Gaussian Processes

Intro

I've spent a lot of time recently reading (and using) gaussian processes ($GP$). I think they're really cool, and wanted to take the time to write up a short, easily accessible tutorial on them. This should serve as a valuable exercise in information distillation for me. I also hope that prospective readers will learn to find these ideas as fun, beautiful, and intuitive as I do.

I'm going to start by telling you what a $GP$ looks like with broad scketches. I'm then going to go back and explain things from the beginning. What's a multivariate Gaussian? Bayesian regression? Once we have these two pieces sketched out and colored to some degree of detail, I'm going to go back over $GP$ and how to use it for regression. I'll also layer on a little more information so you understand it a little more deeply. Hopefully some of this'll make sense and you'll have learned something. So let's get to it!


Gaussian Processes

A $Gaussian\ Process$ is an extension of the multivariate gaussian to infinite dimensions.

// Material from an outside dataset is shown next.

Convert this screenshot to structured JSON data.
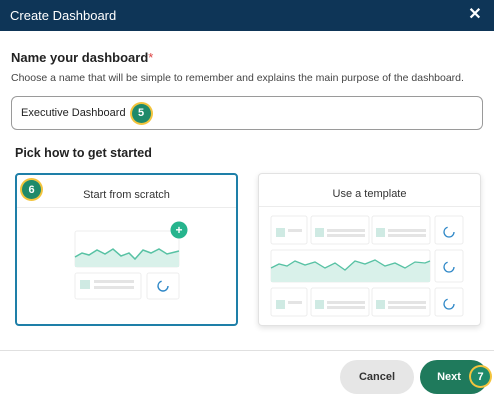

This means that you can give it a vector ${\bf x} \in \mathbb{R}^n$ (for any $n$) and the process will spit back a new vector ${\bf y} \in \mathbb{R}^n$. Every component of ${\bf y}$ represents the probability of observing $x_i$ according to some gaussian living in dimension $i$.

Since $GP$'s act like probability distributions, you can do more than just ask "what's the probability of this ${\bf x}$ I have here?" You can sample the $GP$ to draw brand new vectors from the "distribution". What's the dimensionality of these samples? Whatever you want. So if we take an $infinite$-dimensional sample from the $GP$, we're effectively drawing an entire functions from a gaussian-like distribution! If you don't see this, note that every possible $d \in \mathbb{R}$ can be deterministically mapped to some element of the infinite-dimensional vector we just drew. Boom. That's a function.

This is why some people like to think of $GP$'s as not just a distribution over random vectors but also over random $functions$. To avoid confusion, though, I should be clear about what a random function is. A random function is NOT a function whose outputs are stochastic in any way. A random function is one that's chosen from a set of functions probabalistically. Once selected, this function has deterministic outputs for each input.

To get some intuition for all of this, let's look at a $GP$:

Mountain View

The data are one-dimensional, and we want to predict the value of $y$. On the left we see the distribution of functions that the $GP$ thinks might explain these data. All the shaded bits correspond to the 95% CI of the distribution, and the dotted line is the mean of the process. The lines we sample from this $GP$ are most likely to live in that shaded area. On The right I've drawn two functions that were sample from the distribution on the left.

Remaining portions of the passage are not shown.